Even putting the MAGAs aside, and Lord how I wish that could be done nonfiguratively, I don’t hold much hope for the other supposed “rot-fighters” on the right. Certainly, the GOP establishment will be as useless as ever. As I said a few weeks ago, they’ll always be attentive to pro-life, because pro-lifers want only attention, not electoral victories. But beyond that, the GOP has become remarkably good at jumping on every new bullshit-wagon (blacks are magic, white is bad, men are women).

And Tuck? Freed from Fox’s corporate lawyers, expect him to devote even more time to his favorite big-picture conspiracies. World War III! The CIA killed Kennedy(s)! J6 was a fed setup! Small issues bore Tuck; he wants to be Antony Sutton, telling you tall fanciful tales so that as the rot advances you won’t be able to stop it but at least you can smugly snort, “I know the hidden cause of this!”

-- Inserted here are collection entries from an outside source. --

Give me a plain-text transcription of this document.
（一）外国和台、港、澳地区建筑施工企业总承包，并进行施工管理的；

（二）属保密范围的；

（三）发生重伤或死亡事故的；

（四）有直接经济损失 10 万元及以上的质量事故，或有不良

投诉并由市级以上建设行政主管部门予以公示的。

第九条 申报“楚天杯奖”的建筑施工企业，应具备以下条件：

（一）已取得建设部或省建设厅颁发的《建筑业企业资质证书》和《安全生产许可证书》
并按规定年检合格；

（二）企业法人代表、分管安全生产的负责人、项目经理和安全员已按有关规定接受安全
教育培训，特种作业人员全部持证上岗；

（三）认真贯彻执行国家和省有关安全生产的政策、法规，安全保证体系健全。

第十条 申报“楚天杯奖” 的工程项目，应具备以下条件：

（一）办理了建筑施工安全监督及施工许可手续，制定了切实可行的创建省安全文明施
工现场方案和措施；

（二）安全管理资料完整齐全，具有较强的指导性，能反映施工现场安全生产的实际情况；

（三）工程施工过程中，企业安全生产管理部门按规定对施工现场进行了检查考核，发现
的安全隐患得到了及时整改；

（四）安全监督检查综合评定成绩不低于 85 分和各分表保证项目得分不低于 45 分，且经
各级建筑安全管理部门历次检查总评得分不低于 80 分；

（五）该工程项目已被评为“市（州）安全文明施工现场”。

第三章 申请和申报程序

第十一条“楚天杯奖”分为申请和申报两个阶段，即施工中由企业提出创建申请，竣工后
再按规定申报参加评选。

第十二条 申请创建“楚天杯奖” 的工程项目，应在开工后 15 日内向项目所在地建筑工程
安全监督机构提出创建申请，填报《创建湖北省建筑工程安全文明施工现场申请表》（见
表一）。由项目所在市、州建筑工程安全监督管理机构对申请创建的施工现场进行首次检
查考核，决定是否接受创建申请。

And the rest of the right’s leading lights? The ones who threw me under the bus ten years ago because MSNBC called me a hatemonger? How long do you think they’ll resist the daily lectures of “Your words are killing trans kids” and the daily pressure to “Stop committing genocide”? Most high-profile rightists long ago caved on the race issue, and I’ll make a prediction: Four years from now…maybe less…those same weaklings will be claiming that the Democrats are the real transphobes.

Mark my words; they’ll fold.

The fight’s just too damn hard.

I’m not being sarcastic; it really is. And every passing day makes it harder.

And the right doesn’t have enough people up to the task, and too many people actively shirking it.

Take heart; there’ll be no nuclear holocaust.

But America will mutate, all the same.